3 Why

Present Time:Fri, April 10, 2011 3:50AM

(Red)

Some people wonder why I'm like this. Why I'm so cold towards people, and why I don't really love or care for them. But, nothing is really easy when both of your parents die when you were born, and to later be taken to orphanage, just waiting for someone to like you and take you in to their family. I was adopted by my so-called "parents" when I was five and the man abused her violently. It was too much for me. I could no longer stand it. I unlocked most of my powers then. All I desired was for the man to die, and to make his death be as painful as possible, to let him feel what his wife felt. The earth instantly opened, causing the man to fall, and crushing his bones while it closed back together. All he did was beg for his life. 

"You didn't have mercy when you were beating her up. You didn't shed a tear for her no matter how much she begged! SO WHY WOULD I SHOW ANY MERCY TOWARDS YOU!!!"
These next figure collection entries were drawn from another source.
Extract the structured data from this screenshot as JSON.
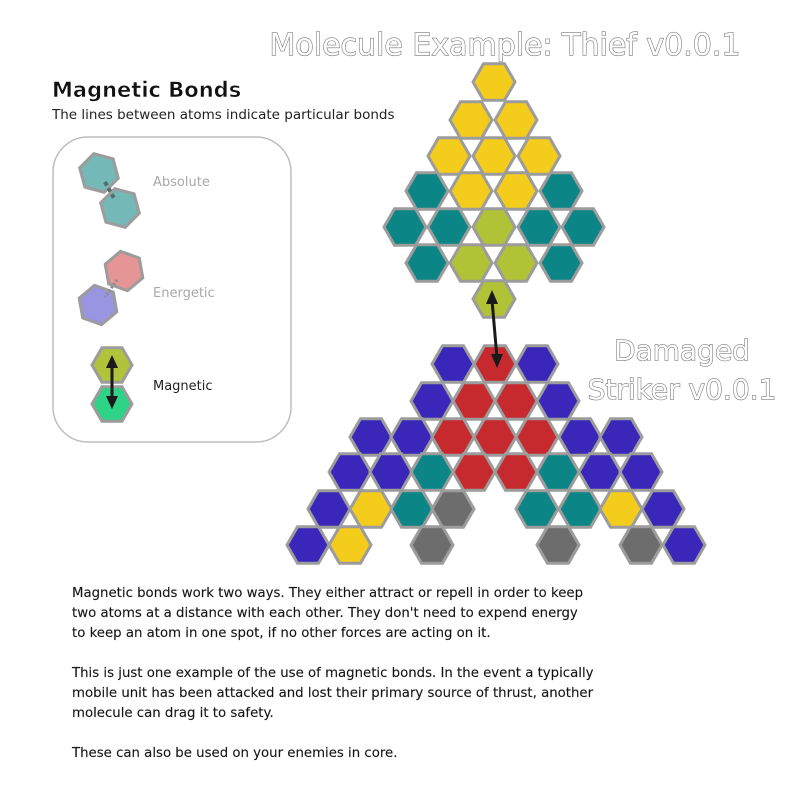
{
  "title": "Molecule Example: Thief v0.0.1",
  "secondary_title": "Damaged Striker v0.0.1",
  "secondary_title_lines": [
    "Damaged",
    "Striker v0.0.1"
  ],
  "legend": {
    "heading": "Magnetic Bonds",
    "subheading": "The lines between atoms indicate particular bonds",
    "items": [
      {
        "label": "Absolute",
        "label_color": "#a8a8a8"
      },
      {
        "label": "Energetic",
        "label_color": "#a8a8a8"
      },
      {
        "label": "Magnetic",
        "label_color": "#222222"
      }
    ]
  },
  "colors": {
    "yellow": "#f4cd1c",
    "teal": "#0b8585",
    "lime": "#b0c236",
    "red": "#c62a2e",
    "blue": "#3a26b8",
    "gray": "#6d6d6d",
    "legend_teal": "#74b8b8",
    "legend_pink": "#e69596",
    "legend_purple": "#9995e0",
    "legend_lime": "#afc43a",
    "legend_green": "#2fd388",
    "hex_stroke": "#9c9c9c"
  },
  "description": {
    "paragraphs": [
      [
        "Magnetic bonds work two ways.  They either attract or repell in order to keep",
        "two atoms at a distance with each other.  They don't need to expend energy",
        "to keep an atom in one spot, if no other forces are acting on it."
      ],
      [
        "This is just one example of the use of magnetic bonds.  In the event a typically",
        "mobile unit has been attacked and lost their primary source of thrust, another",
        "molecule can drag it to safety."
      ],
      [
        "These can also be used on your enemies in core."
      ]
    ]
  }
}
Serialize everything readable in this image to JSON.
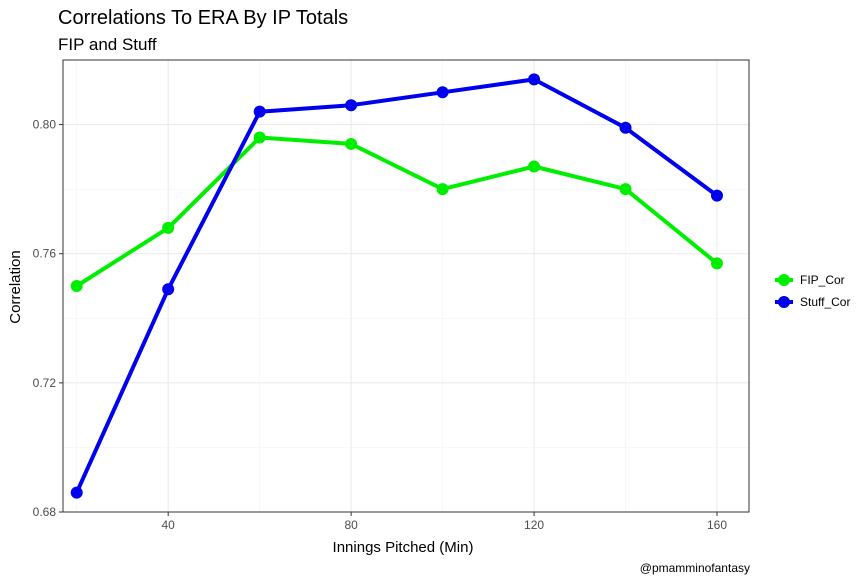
{
  "chart_data": {
    "type": "line",
    "title": "Correlations To ERA By IP Totals",
    "subtitle": "FIP and Stuff",
    "xlabel": "Innings Pitched (Min)",
    "ylabel": "Correlation",
    "caption": "@pmamminofantasy",
    "x": [
      20,
      40,
      60,
      80,
      100,
      120,
      140,
      160
    ],
    "series": [
      {
        "name": "FIP_Cor",
        "color": "#00ee00",
        "values": [
          0.75,
          0.768,
          0.796,
          0.794,
          0.78,
          0.787,
          0.78,
          0.757
        ]
      },
      {
        "name": "Stuff_Cor",
        "color": "#0000ee",
        "values": [
          0.686,
          0.749,
          0.804,
          0.806,
          0.81,
          0.814,
          0.799,
          0.778
        ]
      }
    ],
    "xlim": [
      17,
      167
    ],
    "ylim": [
      0.68,
      0.82
    ],
    "x_ticks": [
      40,
      80,
      120,
      160
    ],
    "x_tick_labels": [
      "40",
      "80",
      "120",
      "160"
    ],
    "y_ticks": [
      0.68,
      0.72,
      0.76,
      0.8
    ],
    "y_tick_labels": [
      "0.68",
      "0.72",
      "0.76",
      "0.80"
    ],
    "grid": true,
    "legend_position": "right"
  }
}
That was my first murder. I ran away from there and left the woman to fend for herself. While getting away from that area many people talked to me.  Most of them were creepy weirdos. It's funny now that I think about it honestly. All they did was to be practice dummies for me. I should be thankful towards them though, I might go visit them in hell some other time. Later on two other people decided to take me in. They only succeeded because they were so persistent -five years to be exact-and I detected no intentions of harm from them, and I needed a stable place to live in. All I do there is eat and sleep there anyways. The rest of my time I talk with Laci, and go to hell.